Desai Mitali, Desai Binita
Department of Information Technology, Sarvajanik College of Engineering and Technology (SCET), Surat, Gujarat, 395001, India.
Tribhuvandas Foundation, Anand, Gujarat, 388001, India.
Cancer Causes Control. 2025 Aug 20. doi: 10.1007/s10552-025-02048-6.
Artificial Intelligence (AI) is revolutionizing the prevention and control of breast cancer by improving risk assessment, prevention, and early diagnosis. Considering an emphasis on AI applications across the women's breast cancer spectrum, this review summarizes developments, existing applications, and future potential prospects.
We conducted an in-depth review of the literature on AI applications in breast cancer risk prediction, prevention, and early detection from 2000 to 2025, with particular emphasis on Explainable AI (XAI), deep learning (DL), and machine learning (ML). We examined algorithmic fairness, model transparency, dataset representation, and clinical performance indicators.
As compared to traditional methods, AI-based models continuously enhanced risk categorization, screening sensitivity, and early detection (AUCs ranging from 0.65 to 0.975). However, challenges remain in algorithmic bias, underrepresentation of minority populations, and limited external validation. Remarkably, 58% of public datasets focused on mammography, leaving gaps in modalities such as tomosynthesis and histopathology.

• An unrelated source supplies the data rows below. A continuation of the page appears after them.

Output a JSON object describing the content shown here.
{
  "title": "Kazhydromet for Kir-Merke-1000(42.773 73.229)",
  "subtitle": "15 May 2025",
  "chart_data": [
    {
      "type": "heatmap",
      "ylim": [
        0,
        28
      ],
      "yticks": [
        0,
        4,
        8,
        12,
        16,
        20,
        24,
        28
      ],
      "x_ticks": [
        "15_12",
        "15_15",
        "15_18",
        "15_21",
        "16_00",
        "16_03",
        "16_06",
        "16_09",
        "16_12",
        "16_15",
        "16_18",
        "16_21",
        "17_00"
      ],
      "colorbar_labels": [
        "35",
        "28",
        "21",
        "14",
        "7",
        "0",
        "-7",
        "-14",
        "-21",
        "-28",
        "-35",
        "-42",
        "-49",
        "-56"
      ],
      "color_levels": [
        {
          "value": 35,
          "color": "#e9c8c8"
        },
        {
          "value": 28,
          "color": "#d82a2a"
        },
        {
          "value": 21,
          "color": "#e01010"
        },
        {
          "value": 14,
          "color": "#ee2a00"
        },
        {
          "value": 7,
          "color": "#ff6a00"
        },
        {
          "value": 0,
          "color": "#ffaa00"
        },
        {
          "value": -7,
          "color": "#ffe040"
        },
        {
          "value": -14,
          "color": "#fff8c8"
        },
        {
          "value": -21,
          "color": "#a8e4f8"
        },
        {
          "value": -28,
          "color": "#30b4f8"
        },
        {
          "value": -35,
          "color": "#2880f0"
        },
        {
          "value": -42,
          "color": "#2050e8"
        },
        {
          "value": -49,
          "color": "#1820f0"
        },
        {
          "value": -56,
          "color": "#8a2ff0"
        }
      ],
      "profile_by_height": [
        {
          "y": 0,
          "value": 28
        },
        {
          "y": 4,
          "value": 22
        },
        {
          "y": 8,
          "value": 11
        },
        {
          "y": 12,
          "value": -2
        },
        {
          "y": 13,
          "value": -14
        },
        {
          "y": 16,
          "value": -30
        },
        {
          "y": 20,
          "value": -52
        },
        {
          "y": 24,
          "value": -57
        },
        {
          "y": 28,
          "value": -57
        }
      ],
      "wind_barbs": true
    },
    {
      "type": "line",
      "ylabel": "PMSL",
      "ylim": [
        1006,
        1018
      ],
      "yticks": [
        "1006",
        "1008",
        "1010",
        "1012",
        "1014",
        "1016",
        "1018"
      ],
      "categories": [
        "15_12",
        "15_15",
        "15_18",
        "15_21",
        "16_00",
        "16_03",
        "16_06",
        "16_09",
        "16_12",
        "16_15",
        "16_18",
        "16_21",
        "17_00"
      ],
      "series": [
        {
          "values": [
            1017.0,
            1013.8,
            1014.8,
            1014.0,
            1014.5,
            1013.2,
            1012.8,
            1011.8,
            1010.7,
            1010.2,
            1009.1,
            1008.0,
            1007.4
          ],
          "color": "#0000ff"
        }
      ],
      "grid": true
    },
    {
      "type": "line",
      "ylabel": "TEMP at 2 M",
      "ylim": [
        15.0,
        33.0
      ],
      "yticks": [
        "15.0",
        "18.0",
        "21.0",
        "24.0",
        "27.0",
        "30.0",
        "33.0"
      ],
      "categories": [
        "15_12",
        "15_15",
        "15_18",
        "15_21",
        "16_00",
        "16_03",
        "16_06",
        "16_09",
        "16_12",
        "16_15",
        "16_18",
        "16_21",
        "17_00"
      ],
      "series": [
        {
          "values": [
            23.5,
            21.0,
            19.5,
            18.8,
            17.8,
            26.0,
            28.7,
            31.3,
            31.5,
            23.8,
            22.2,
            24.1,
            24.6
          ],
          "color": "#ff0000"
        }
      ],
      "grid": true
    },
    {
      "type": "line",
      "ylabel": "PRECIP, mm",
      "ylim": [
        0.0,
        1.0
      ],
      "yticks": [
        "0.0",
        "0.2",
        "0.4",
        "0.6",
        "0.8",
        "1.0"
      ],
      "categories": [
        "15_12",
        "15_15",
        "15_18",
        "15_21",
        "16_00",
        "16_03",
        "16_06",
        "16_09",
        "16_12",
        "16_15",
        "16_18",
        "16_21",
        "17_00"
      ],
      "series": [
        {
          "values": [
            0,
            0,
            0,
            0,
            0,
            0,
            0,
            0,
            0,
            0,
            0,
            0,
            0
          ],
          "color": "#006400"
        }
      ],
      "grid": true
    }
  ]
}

AI technologies have an enormous number of opportunities for enhancing the diagnosis and treatment of breast cancer. However, transparent models, inclusive datasets, and standardized frameworks for explainability and external validation should be given the greatest attention in subsequent studies to ensure equitable and effective implementation.
人工智能(AI)正在通过改进风险评估、预防和早期诊断,彻底改变乳腺癌的预防和控制。考虑到人工智能在女性乳腺癌各个方面的应用受到重视,本综述总结了其发展、现有应用及未来潜在前景。
我们对2000年至2025年期间关于人工智能在乳腺癌风险预测、预防和早期检测方面应用的文献进行了深入综述,特别强调了可解释人工智能(XAI)、深度学习(DL)和机器学习(ML)。我们研究了算法公平性、模型透明度、数据集代表性和临床性能指标。
与传统方法相比,基于人工智能的模型不断提高风险分类、筛查敏感性和早期检测能力(曲线下面积范围为0.65至0.975)。然而,在算法偏差、少数群体代表性不足和外部验证有限等方面仍存在挑战。值得注意的是,58%的公共数据集集中在乳腺钼靶摄影,在断层合成和组织病理学等模式方面存在空白。
人工智能技术在增强乳腺癌诊断和治疗方面有大量机会。然而,在后续研究中应高度关注透明模型、包容性数据集以及用于可解释性和外部验证的标准化框架,以确保公平有效的实施。